The Apprentice tells the story of the young Trump’s relationship with far-right lawyer Roy Cohn and how Cohn helped him get Trump Tower — built between 1980 and 1984 — off the ground. Nearby and only a year later, at Christmastime in 1985, Paul Castellano, godfather of the powerful Gambino crime family, was gunned down outside a steakhouse. John Gotti, a mobster who strutted around the city flaunting money and power, had struck the blow to reinforce the leadership of his criminal organization, a bloody soap opera that forms the basis of the Netflix documentary Get Gotti, which recreates the sordid panorama of violence and extortion in which New York was immersed in the 1980s.

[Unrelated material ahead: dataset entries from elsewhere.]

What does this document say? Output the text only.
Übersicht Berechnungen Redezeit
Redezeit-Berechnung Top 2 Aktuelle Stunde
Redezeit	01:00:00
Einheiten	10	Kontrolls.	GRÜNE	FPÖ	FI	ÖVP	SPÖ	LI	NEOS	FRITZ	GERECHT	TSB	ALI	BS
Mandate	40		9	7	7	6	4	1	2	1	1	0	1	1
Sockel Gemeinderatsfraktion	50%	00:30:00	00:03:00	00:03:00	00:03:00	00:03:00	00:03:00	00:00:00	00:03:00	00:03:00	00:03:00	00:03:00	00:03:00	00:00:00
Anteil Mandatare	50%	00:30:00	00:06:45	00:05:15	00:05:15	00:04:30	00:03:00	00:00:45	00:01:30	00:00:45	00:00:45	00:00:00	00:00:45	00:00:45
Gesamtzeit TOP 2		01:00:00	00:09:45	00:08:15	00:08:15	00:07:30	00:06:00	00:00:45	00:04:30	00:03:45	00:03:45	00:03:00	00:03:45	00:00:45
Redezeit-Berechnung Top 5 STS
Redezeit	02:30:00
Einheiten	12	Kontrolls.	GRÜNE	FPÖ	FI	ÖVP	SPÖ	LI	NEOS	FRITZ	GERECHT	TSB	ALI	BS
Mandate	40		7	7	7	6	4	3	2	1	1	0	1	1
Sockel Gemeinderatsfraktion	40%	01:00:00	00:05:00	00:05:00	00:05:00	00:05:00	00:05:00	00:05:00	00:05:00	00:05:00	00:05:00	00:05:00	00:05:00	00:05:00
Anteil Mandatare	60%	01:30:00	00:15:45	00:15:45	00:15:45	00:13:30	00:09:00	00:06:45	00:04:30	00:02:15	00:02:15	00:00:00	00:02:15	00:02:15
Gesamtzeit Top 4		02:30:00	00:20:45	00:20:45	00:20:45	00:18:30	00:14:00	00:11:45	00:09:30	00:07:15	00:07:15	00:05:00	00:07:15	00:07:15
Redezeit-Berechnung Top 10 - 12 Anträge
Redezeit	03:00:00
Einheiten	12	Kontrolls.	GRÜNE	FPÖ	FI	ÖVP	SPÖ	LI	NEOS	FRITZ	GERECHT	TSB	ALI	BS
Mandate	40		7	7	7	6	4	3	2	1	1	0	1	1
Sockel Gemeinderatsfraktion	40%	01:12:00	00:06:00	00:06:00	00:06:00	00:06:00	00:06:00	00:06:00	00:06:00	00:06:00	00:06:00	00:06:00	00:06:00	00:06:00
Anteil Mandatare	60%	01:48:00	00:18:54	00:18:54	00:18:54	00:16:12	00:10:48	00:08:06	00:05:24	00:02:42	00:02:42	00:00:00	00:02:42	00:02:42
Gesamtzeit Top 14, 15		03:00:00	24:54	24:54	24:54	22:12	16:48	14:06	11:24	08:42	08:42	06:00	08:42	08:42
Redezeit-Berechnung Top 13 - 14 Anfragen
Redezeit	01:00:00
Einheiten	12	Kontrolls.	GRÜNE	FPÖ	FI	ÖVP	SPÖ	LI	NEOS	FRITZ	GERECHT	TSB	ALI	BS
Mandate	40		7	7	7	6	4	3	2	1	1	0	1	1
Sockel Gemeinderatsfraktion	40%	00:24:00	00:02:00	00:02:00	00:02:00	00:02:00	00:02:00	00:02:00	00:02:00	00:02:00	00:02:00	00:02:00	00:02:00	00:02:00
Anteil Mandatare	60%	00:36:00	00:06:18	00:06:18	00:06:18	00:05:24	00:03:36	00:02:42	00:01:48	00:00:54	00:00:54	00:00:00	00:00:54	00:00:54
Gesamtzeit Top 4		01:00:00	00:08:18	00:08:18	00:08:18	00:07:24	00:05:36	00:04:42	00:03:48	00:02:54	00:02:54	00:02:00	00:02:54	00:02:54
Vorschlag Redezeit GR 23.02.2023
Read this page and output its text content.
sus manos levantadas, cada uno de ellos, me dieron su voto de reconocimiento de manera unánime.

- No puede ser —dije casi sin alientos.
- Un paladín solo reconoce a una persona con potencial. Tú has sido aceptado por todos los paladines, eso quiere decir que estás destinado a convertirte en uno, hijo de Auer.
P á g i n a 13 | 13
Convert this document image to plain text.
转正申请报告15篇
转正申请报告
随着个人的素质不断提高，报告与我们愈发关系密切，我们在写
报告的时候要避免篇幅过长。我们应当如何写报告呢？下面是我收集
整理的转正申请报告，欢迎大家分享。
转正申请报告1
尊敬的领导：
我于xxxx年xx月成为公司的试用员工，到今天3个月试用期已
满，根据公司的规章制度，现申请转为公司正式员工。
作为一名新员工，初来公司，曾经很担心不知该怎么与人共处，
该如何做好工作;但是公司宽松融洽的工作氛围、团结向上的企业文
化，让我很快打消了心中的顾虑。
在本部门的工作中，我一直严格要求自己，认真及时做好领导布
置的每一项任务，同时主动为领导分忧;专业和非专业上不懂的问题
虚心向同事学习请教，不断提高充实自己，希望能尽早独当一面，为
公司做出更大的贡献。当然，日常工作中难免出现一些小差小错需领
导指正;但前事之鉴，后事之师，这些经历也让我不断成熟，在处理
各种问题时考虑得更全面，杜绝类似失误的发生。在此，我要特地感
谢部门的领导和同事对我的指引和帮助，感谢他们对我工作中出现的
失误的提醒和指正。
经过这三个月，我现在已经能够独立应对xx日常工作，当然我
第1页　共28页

The construction of the city was in the hands of the Mafia and Gotti was the first godfather who understood the new power of fame.
In The Apprentice, the character of Roy Cohn is played by Jeremy Strong and one of his parties sums up the madness of the time: bohemian artists from the Village and young yuppies in orgies organized by an unscrupulous guy who used dirty tricks to knock down the political careers of other homosexuals while he lived a hypocritical double life. Cohn died in 1986 of AIDS, still insisting he had liver cancer.
The sinister lawyer is also one of the main characters in the miniseries Angels in America. Released in 2003, it is Mike Nichols’ adaptation of the famous Broadway play by Tony Kushner (no relation to Jared, Trump’s son-in-law). In it, Al Pacino portrays Cohn and, in one of the final episodes, amid the delirium of his agony, he hears from the mouth of the gay nurse, played by a wonderful Jeffrey Wright, a dark ode to the life and death of big cities: those strange organisms, like dirty New York, that look as though they are “overgrown with weeds, but flowering weeds. On every corner a wrecking crew and something new and crooked going up catty corner to that.”